The Democrat said Chief Karl Jacobson admitted he took money from a city fund that compensates confidential informants for helping police solve crimes.

He said the chief acknowledged taking the funds for personal use when three of his deputies confronted him Monday morning over the financial irregularities.

Elicker called the allegations “shocking” and a “betrayal of public trust.”

“No one is above the law,” he said in an evening press conference at the police station. “We put our trust in law enforcement to uphold the law, not to violate the law themselves.”

Jacobson didn’t immediately return an email seeking comment Monday. He had served as police chief in one of Connecticut’s largest cities and home to Yale University for more than three years.

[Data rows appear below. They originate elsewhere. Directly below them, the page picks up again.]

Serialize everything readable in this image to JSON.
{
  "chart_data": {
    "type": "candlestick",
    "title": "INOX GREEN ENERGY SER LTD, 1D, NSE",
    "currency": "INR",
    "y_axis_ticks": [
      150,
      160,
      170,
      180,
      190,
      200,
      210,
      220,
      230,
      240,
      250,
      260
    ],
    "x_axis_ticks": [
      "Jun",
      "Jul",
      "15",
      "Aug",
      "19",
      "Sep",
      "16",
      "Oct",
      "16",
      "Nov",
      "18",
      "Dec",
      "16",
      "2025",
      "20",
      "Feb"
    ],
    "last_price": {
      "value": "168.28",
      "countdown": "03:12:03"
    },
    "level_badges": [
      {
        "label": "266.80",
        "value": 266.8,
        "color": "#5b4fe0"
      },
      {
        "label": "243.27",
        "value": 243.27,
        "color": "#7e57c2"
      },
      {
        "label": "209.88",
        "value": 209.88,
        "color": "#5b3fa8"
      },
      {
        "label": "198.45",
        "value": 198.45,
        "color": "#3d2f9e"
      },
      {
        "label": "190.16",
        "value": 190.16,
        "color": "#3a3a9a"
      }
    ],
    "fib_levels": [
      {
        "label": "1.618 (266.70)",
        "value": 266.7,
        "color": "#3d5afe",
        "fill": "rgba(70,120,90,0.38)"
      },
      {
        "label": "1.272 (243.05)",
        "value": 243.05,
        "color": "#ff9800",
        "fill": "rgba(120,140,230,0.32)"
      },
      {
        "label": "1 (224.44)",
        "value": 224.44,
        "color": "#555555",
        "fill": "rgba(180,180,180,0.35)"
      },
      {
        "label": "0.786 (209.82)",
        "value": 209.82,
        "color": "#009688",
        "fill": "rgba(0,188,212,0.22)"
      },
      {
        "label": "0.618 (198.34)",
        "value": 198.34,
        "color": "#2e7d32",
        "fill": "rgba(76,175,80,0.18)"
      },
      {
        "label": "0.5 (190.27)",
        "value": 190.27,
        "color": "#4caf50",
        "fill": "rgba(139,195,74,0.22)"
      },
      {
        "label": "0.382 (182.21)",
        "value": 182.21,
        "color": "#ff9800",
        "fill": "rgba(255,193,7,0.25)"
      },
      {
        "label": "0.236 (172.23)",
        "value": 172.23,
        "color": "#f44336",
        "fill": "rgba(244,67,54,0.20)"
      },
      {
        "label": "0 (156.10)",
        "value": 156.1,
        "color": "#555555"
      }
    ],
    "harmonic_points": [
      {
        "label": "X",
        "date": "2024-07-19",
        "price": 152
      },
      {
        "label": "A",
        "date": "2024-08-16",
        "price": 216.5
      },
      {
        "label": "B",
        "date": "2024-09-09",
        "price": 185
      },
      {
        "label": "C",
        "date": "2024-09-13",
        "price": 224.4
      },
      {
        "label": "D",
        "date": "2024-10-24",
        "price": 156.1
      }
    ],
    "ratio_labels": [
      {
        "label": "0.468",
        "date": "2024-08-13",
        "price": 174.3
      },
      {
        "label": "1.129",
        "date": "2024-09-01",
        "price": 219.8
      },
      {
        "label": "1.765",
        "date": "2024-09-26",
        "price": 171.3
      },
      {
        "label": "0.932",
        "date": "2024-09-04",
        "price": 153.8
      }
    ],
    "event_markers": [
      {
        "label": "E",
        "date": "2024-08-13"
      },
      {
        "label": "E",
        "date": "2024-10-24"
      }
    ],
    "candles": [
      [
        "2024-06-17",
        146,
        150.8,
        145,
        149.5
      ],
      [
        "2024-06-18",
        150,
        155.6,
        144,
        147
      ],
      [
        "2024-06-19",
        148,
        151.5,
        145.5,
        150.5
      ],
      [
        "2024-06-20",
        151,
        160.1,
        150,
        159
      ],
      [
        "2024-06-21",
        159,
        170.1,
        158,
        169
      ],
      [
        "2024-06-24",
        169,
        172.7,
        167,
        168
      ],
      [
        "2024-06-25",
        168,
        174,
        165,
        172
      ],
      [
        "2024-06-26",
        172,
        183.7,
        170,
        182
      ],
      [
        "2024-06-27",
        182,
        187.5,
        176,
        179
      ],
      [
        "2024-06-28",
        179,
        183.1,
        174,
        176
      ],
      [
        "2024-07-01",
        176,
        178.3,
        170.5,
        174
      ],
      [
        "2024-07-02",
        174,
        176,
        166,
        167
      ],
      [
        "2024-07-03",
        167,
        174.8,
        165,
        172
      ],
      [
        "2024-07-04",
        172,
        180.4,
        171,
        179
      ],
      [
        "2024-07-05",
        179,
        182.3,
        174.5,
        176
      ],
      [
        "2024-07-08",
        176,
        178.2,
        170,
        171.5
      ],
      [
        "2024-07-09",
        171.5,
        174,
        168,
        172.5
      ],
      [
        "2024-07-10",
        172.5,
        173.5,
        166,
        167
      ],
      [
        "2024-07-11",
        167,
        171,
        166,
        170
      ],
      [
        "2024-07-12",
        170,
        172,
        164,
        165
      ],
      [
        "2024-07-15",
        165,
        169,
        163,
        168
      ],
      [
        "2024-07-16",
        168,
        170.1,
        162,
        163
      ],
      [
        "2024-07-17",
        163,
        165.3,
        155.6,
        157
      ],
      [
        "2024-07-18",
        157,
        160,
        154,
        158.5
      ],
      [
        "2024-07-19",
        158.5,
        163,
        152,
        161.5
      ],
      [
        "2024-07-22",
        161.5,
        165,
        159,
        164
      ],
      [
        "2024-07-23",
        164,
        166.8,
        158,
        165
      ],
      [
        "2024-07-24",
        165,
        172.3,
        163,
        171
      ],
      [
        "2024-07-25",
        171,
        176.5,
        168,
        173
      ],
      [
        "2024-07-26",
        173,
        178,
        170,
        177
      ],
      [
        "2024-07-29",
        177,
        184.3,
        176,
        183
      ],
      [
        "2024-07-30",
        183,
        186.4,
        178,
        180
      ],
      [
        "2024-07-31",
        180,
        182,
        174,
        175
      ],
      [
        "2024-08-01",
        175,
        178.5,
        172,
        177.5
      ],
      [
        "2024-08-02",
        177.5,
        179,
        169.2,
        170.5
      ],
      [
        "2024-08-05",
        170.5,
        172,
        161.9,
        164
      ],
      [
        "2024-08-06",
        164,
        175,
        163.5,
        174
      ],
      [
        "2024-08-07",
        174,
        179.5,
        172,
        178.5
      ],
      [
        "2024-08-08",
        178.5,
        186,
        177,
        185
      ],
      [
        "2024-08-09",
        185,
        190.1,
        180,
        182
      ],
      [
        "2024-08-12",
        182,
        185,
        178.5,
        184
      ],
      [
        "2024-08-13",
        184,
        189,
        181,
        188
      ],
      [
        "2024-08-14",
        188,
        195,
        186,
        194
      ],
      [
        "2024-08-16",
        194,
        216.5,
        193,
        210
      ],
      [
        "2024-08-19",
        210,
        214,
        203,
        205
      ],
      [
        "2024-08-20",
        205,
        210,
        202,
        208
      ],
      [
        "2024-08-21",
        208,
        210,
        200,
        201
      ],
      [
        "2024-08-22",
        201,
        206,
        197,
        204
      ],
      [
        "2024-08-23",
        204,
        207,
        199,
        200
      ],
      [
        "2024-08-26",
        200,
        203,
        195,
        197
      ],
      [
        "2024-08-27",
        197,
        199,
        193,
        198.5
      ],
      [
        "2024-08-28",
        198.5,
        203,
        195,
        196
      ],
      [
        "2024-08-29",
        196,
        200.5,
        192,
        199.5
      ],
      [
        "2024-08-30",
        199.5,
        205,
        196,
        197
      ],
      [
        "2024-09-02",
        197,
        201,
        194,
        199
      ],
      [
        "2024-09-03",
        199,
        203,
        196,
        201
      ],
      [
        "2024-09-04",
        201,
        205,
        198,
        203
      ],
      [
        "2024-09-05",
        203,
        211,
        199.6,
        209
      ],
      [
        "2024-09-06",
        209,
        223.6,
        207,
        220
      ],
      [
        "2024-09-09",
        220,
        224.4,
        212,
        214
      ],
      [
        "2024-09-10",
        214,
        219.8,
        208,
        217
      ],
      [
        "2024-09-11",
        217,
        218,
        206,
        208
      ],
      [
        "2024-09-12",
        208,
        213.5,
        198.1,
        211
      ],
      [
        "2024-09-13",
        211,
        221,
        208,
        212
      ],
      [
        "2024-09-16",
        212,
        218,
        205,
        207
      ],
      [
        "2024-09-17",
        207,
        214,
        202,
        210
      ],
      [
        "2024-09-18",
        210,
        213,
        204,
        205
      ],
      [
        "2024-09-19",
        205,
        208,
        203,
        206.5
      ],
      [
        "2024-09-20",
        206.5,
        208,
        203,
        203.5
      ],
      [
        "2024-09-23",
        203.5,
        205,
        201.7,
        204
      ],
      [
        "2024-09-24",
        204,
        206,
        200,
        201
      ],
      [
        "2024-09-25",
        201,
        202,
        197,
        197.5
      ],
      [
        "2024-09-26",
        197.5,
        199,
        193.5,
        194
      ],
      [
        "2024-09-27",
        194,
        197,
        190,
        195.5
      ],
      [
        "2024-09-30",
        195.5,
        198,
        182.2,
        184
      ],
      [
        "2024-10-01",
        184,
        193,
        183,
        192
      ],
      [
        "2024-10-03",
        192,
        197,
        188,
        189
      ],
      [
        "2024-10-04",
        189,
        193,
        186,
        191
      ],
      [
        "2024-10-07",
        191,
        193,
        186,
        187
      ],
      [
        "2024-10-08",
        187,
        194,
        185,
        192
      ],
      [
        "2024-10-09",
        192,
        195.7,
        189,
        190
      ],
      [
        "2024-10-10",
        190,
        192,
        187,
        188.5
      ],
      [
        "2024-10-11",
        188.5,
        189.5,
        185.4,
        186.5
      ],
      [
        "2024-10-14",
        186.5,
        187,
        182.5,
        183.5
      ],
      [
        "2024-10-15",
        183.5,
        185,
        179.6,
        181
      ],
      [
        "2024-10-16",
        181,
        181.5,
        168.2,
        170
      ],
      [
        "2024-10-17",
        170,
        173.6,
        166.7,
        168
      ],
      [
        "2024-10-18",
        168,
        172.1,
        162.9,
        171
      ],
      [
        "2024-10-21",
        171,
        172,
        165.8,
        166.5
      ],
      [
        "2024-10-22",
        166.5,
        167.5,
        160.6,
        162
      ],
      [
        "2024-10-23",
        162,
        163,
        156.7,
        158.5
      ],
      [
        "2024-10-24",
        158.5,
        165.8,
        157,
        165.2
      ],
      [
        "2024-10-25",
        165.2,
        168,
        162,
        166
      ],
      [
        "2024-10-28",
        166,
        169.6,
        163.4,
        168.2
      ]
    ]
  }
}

The mayor said he was set to meet with Jacobson and place him on administrative leave when the chief instead submitted his paperwork to retire, effective Monday.

Elicker said it’s unclear how much and for how long Jacobson had been taking money from the informants’ account and that it doesn’t appear others were involved. He said city officials are cooperating with state investigators looking into the matter.

Elicker said he has tapped Assistant Police Chief David Zannelli, who was among the officers to confront Jacobson over the funds, to serve as interim chief.

Jacobson took office in July 2022, just weeks after a Black man was paralyzed in the back of a police van in an incident that roiled the police department and the city.

Five officers were arrested in connection with the mistreatment of Richard “Randy” Cox, who suffered a neck injury and was left paralyzed from the chest down when the police van with no seat belts he was in braked hard to avoid an accident and sent him flying into a metal partition.

Jacobson recommended firing four of the officers, and the city’s police commissioners terminated them. The fifth officer retired before he could be disciplined. One of the fired officers won his job back after an appeal.

Jacobson had been with the department for 15 years before being named chief. He previously served in the East Providence Police Department in Rhode Island for nine years.